Student lead leadership and community are focuses of two different events at the Lloydminster Comprehensive High School.
The school’s Barons Activity Council have joined in on We Scare Away Hunger, a national initiative designed to bring in donations for local food banks and draws attention to food insecurity across Canada. Students on the leadership team set out with the goal of raising over 1000 non-perishable food items this week, and thus far have raised over 400 boxes and cans.
Grade 12 student Devyn Haygarth says the group’s goal is all about community, and that’s why they thought this would be a good fit.
“We decided to do this one because, with the pandemic, the Olive Tree was at kind of a crossroads, trying to decide how to get all the food in for Christmas, and for Thanksgiving, and all that stuff. So when we brought up the idea to our leadership group chat about doing this one in particular, everyone was excited right away.”
Keauna Campell, another student in the leadership group, says by doing this it can inspire more people to get involved.
“It’s really important as a youth, that we try to change the community, and I think it’s very important for students at our school to be aware of food insecurity and helping other people in need.”
People in the community can also bring in donations to LCHS from 4:30 pm to 5:30 pm October 30th, which will also be given to the Olive Tree.
The second event put on by the BAC is the school’s “Fear Factor” challenge, which is in its second year. Students engaged in a three-tier challenge, starting with a baby-food eating challenge, bumping up to semi-finals of eating sponge cakes with ketchup, mustard and relish and to end it, and a finals of eating oysters, pickled onions and prune juice, among others.
Dwayne Jeffery, the Leadership Teacher and person overseeing the group, says both of these events are a way to captivate the attention of students and inspire a sense of togetherness on campus, especially during COVID-19 times when this can prove difficult.

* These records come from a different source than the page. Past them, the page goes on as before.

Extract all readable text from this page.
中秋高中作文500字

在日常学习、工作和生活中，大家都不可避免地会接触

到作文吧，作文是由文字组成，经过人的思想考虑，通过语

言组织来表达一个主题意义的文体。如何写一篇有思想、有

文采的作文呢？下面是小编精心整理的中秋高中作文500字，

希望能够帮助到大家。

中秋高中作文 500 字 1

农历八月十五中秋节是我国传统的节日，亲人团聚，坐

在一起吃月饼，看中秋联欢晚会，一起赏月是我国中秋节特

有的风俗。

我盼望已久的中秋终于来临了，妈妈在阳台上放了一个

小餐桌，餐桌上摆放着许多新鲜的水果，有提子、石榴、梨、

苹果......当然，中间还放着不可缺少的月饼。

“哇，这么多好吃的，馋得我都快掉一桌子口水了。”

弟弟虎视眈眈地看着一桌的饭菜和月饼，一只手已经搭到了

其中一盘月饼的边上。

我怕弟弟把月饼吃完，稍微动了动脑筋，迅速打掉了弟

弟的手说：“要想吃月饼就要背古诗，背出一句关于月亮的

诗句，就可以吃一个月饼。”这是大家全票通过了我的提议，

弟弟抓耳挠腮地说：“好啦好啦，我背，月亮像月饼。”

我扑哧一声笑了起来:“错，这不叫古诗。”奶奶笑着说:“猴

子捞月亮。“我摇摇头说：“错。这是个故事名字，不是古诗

“One thing that’s in the curriculum that we often try to focus on from K to 12 is community, and you see it from young kids up to grade 12, and to see my senior kids so excited about this activity, and to see the whole school, all the people, all the things we’ve already collected, we see that the whole school’s is getting behind us, and we hope we can build this up.”
The BAC students plan to do a Rudolph’s Roundup in December, raising toy and clothing donations for the community.